Wednesday, March 8, 2017

February

PROS:
  • We found an apt and moved to DTLA! Utterly grateful for where we're living, and constantly reminding myself that this is all by the working of God's grace.
  • I got a new job! I'm currently working at my childhood dream company, Compassion. I studied Communication and Global Studies in college in consideration of the future path I wanted to take - which was Nonprofit Management. I had no idea this is where I would end up. I am so grateful, humbled, and excited by the work being done here.
  • Justin and I celebrated our 11 years! I guess we aren't dating anymore, but it still feels nostalgic to celebrate our old anniversary.
  • I took my first flight into Denver, CO and stayed at Colorado Springs, CO for an entire week (Cons will be listed, stay tuned). But overall, I felt overwhelmingly blessed to work for an organization with high integrity and unwavering values.

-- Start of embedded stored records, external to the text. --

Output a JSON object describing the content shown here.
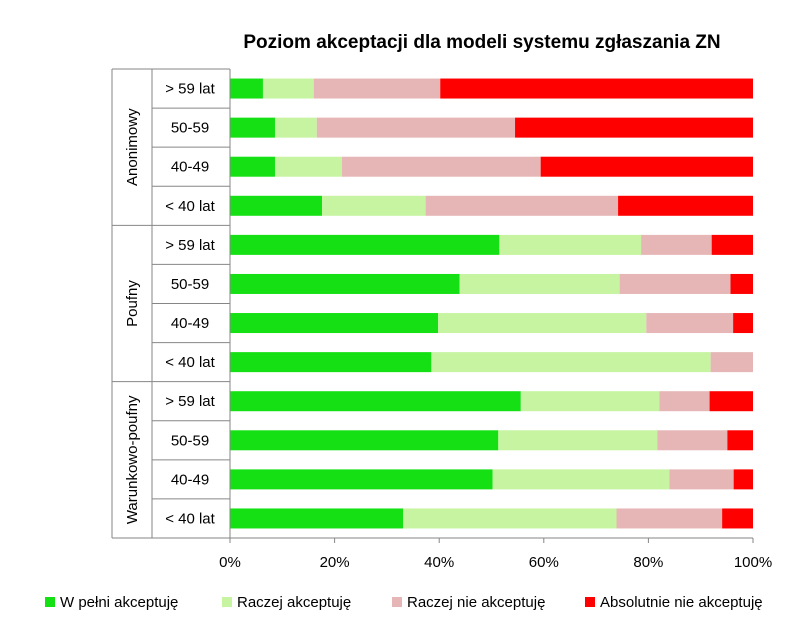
{
  "chart_data": {
    "type": "bar",
    "orientation": "horizontal",
    "stacked": "percent",
    "title": "Poziom akceptacji dla modeli systemu zgłaszania ZN",
    "xlabel": "",
    "ylabel": "",
    "xlim": [
      0,
      100
    ],
    "x_ticks": [
      "0%",
      "20%",
      "40%",
      "60%",
      "80%",
      "100%"
    ],
    "grid": false,
    "legend_position": "bottom",
    "groups": [
      {
        "name": "Anonimowy",
        "categories": [
          "> 59 lat",
          "50-59",
          "40-49",
          "< 40 lat"
        ]
      },
      {
        "name": "Poufny",
        "categories": [
          "> 59 lat",
          "50-59",
          "40-49",
          "< 40 lat"
        ]
      },
      {
        "name": "Warunkowo-poufny",
        "categories": [
          "> 59 lat",
          "50-59",
          "40-49",
          "< 40 lat"
        ]
      }
    ],
    "series": [
      {
        "name": "W pełni akceptuję",
        "color": "#14e014",
        "values": [
          6.3,
          8.6,
          8.6,
          17.6,
          51.5,
          43.9,
          39.8,
          38.5,
          55.6,
          51.3,
          50.2,
          33.1
        ]
      },
      {
        "name": "Raczej akceptuję",
        "color": "#c6f4a0",
        "values": [
          9.7,
          8.0,
          12.8,
          19.8,
          27.1,
          30.6,
          39.8,
          53.4,
          26.5,
          30.4,
          33.8,
          40.8
        ]
      },
      {
        "name": "Raczej nie akceptuję",
        "color": "#e6b6b6",
        "values": [
          24.2,
          37.9,
          38.0,
          36.8,
          13.5,
          21.2,
          16.6,
          8.1,
          9.6,
          13.4,
          12.3,
          20.2
        ]
      },
      {
        "name": "Absolutnie nie akceptuję",
        "color": "#ff0000",
        "values": [
          59.8,
          45.5,
          40.6,
          25.8,
          7.9,
          4.3,
          3.8,
          0.0,
          8.3,
          4.9,
          3.7,
          5.9
        ]
      }
    ]
  }
}
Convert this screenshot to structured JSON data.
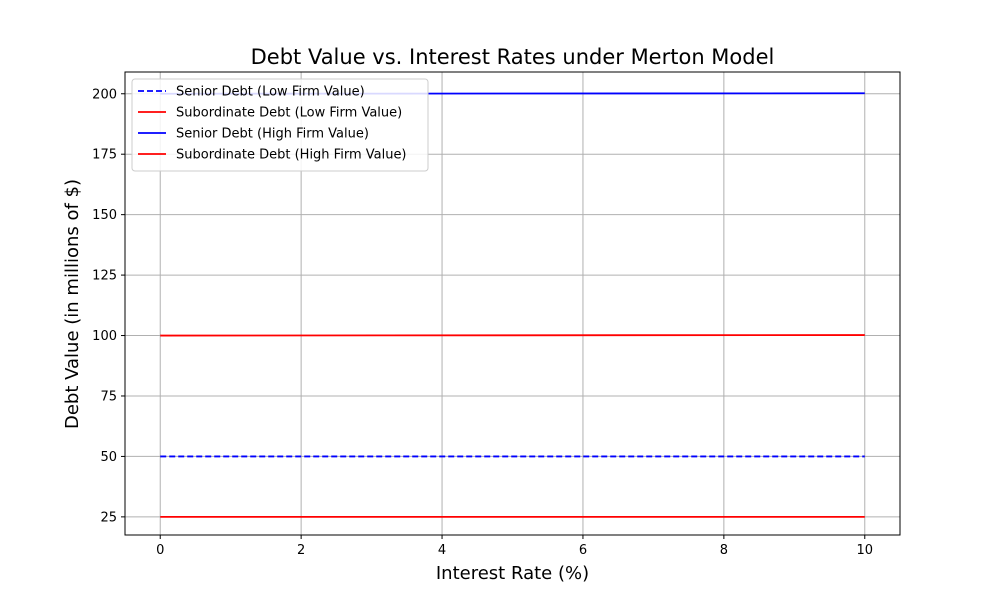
{
  "chart_data": {
    "type": "line",
    "title": "Debt Value vs. Interest Rates under Merton Model",
    "xlabel": "Interest Rate (%)",
    "ylabel": "Debt Value (in millions of $)",
    "xlim": [
      -0.5,
      10.5
    ],
    "ylim": [
      17.5,
      209
    ],
    "x_ticks": [
      0,
      2,
      4,
      6,
      8,
      10
    ],
    "x_tick_labels": [
      "0",
      "2",
      "4",
      "6",
      "8",
      "10"
    ],
    "y_ticks": [
      25,
      50,
      75,
      100,
      125,
      150,
      175,
      200
    ],
    "y_tick_labels": [
      "25",
      "50",
      "75",
      "100",
      "125",
      "150",
      "175",
      "200"
    ],
    "grid": true,
    "legend_position": "top-left",
    "series": [
      {
        "name": "Senior Debt (Low Firm Value)",
        "color": "#0000ff",
        "dash": "dashed",
        "x": [
          0,
          10
        ],
        "y": [
          50,
          50
        ]
      },
      {
        "name": "Subordinate Debt (Low Firm Value)",
        "color": "#ff0000",
        "dash": "solid",
        "x": [
          0,
          10
        ],
        "y": [
          25,
          25
        ]
      },
      {
        "name": "Senior Debt (High Firm Value)",
        "color": "#0000ff",
        "dash": "solid",
        "x": [
          0,
          10
        ],
        "y": [
          200,
          200.2
        ]
      },
      {
        "name": "Subordinate Debt (High Firm Value)",
        "color": "#ff0000",
        "dash": "solid",
        "x": [
          0,
          10
        ],
        "y": [
          100,
          100.2
        ]
      }
    ]
  }
}
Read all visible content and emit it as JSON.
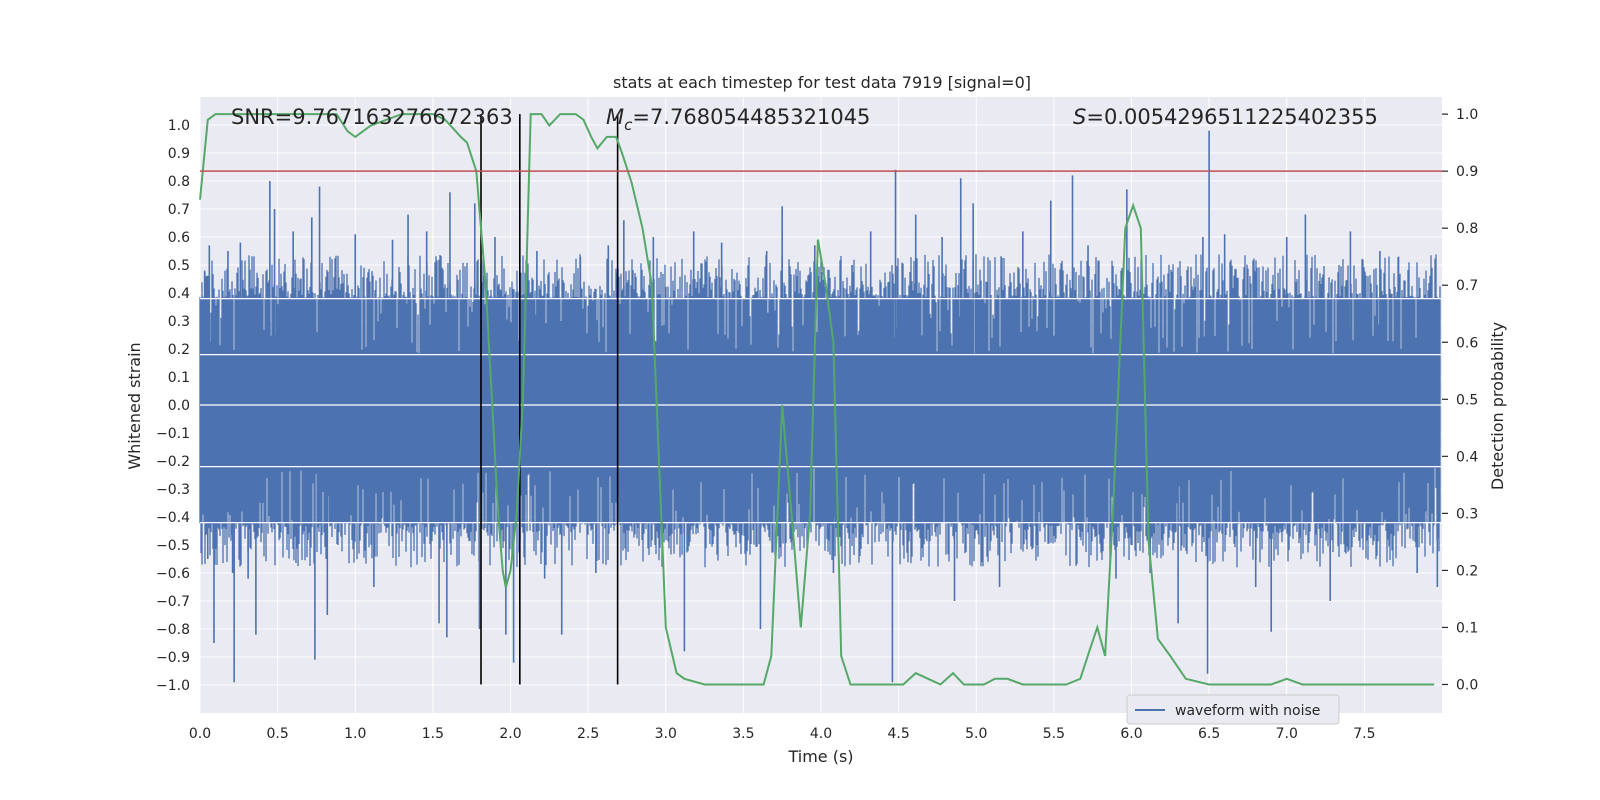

  • Celebrated a successful surprise birthday party for our best friend Eunice, who absolutely loved the surprise. It is better to give than to receive! Amen.
  • Invited family over for the first time to celebrate my lovely mom's birthday. I've come to treasure family a whole lot more after being married. I wish I could spend more time with them regularly.
  • Had the BEST weekend with my college roommates on the last weekend of February! I love seeing how much we've grown, both together and apart, and coming together to share these joys and sorrows of life. We visited Joanne's hometown, ate a home cooked meal with her family, re-watched La La Land, and ate the most delicious 3-course meal. Cheers to your best year, Jo!
  • Worked my first Compassion Sunday event and had a successful turnout of sponsors. I'm looking forward to the many more scheduled this year.
CONS:
  • I miss my family. It's been tough only seeing them 3-4 times per month. I also wish I could spend more time with Justin's family and his extended family too. Our schedule and the distance makes it difficult, but we'll try harder this month! (Goal: see grandparents at least 1x per month, see family at least 2-3x per month)
  • Colorado people are the greatest people you will ever meet. Living angels. But Colorado altitude is the worst. I made it alive the first few days, but toward day 3, my skin was peeling, I had constant nose bleed, dehydration, nausea, eek.... needless to say I'm glad to be back in LA. I have a newfound love for my city! Ha.
  • This has been the busiest month so far. Life is gearing up in fast mode. I don't know how else to put it! Every weekday night I think I'll have open, I feel like it fills up last minute with catching up with friends, running errands, seeing family, other schedules and classes... These are all so wonderful and necessary, but Justin and I actually had 1 free day to spend alone together. (Wait, I realize that wasn't even in February, it was yesterday, March 1. Le sigh.) I'm trying, but no matter how fast or slow I go, I've still spent the 24 hours each day, and I look back to realize there were so many things I wish I could've done before it ran out. No regrets though! It was an incredible, jam-packed month. Just some hard reflecting and moving forward.
To a better me in March...by God's grace!